Wagner and Grant won’t count the first couple of stories among their most fondly remembered work. They’re basic explorations of Dredd’s world with a few concessions to psychic matters, and the opening return for Judge Death is going through the motions. What the earliest stories do prove is that like Dredd himself, Anderson can survive a wide variety of artistic interpretations, although to a greater or lesser degree almost all the earliest artists draw heavily on Brian Bolland, especially Brett Ewins (sample art left). The most attractive of them is David Roach (sample right) who takes his inspiration from the shading and inking. Barry Kitson, Arthur Ranson and Cliff Robinson also supply notable art, and it’s interesting seeing a rare pencilled story from Mark Farmer.

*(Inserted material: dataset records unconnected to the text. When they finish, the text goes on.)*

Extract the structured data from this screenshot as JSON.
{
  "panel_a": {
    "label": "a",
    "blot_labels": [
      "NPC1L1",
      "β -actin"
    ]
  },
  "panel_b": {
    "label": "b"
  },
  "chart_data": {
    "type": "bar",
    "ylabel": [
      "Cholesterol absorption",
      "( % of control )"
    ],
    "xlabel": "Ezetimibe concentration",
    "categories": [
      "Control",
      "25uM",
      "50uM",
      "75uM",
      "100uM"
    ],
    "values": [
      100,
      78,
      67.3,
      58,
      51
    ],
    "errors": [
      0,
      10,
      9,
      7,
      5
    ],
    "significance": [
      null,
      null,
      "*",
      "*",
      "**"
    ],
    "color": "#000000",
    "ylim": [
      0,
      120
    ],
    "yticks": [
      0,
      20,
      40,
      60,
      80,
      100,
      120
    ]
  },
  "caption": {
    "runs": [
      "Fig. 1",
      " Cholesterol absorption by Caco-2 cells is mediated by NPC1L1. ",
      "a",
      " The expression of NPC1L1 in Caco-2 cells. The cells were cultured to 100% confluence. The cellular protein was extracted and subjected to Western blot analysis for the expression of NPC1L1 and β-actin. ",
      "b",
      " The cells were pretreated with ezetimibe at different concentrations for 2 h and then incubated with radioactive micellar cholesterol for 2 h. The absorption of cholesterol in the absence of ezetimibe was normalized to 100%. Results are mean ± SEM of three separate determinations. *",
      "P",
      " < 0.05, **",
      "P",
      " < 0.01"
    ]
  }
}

Grant rapidly became Anderson’s sole writer, and gradually distances her from the standard Mega-City Judge. She never wears a helmet, and her solutions can sometimes be the standard twenty years in the cubes, but can also be individual and surprising.
Some of this material has been available in other packages. The gold standard is Titan’s 1980s album sized editions with crisp reproduction on white paper with cover portraits by Garry Leach and John Bolton. They miss a couple of shorter outings, but over five volumes cover appearances to 1989. Start with Book 1 for greater detail about individual plots. A fair portion of strips also feature in Death’s Dark Dimension, and in the hardcover partwork editions The Possessed and Engram.
Roach uses an attractive grey wash for ‘The Prophet’ about a robot on a rampage. It’s slim with a clever twist, while Grant takes Luke Reinhart’s The Dice Man as inspiration for ‘The Random Man’, about a perp making decisions on the roll of a dice. It’s Carlos Ezquerra’s only Judge Anderson contribution, and it’s a weird one, a psychodrama with sexual undertones. “Not my fault, though”, considers Sam Laffin during his crime spree, “I mean, fate decreed it. The dice gave me my orders”.
Two further stories illustrated by Roach and never previously available in books grace the collection. ‘The Screaming Skull’ proves how good Grant is at fooling readers with his plots, and the longer ‘Engram’ is Roach topping even his great earlier art on an atmospheric thriller where Anderson can’t trust her own instincts. It’s a fantastic mystery, and very dark, although it should be noted it actually occurs after ‘Shamballa’, which opens Volume 02, That’s presumably because it’s a colour story and this volume is black and white.
430 pages showcase Grant’s versatility, the genre-straddling including mystery, horror, SF and crime and with a first class artist like Ranson or Roach on board, these strips really shine.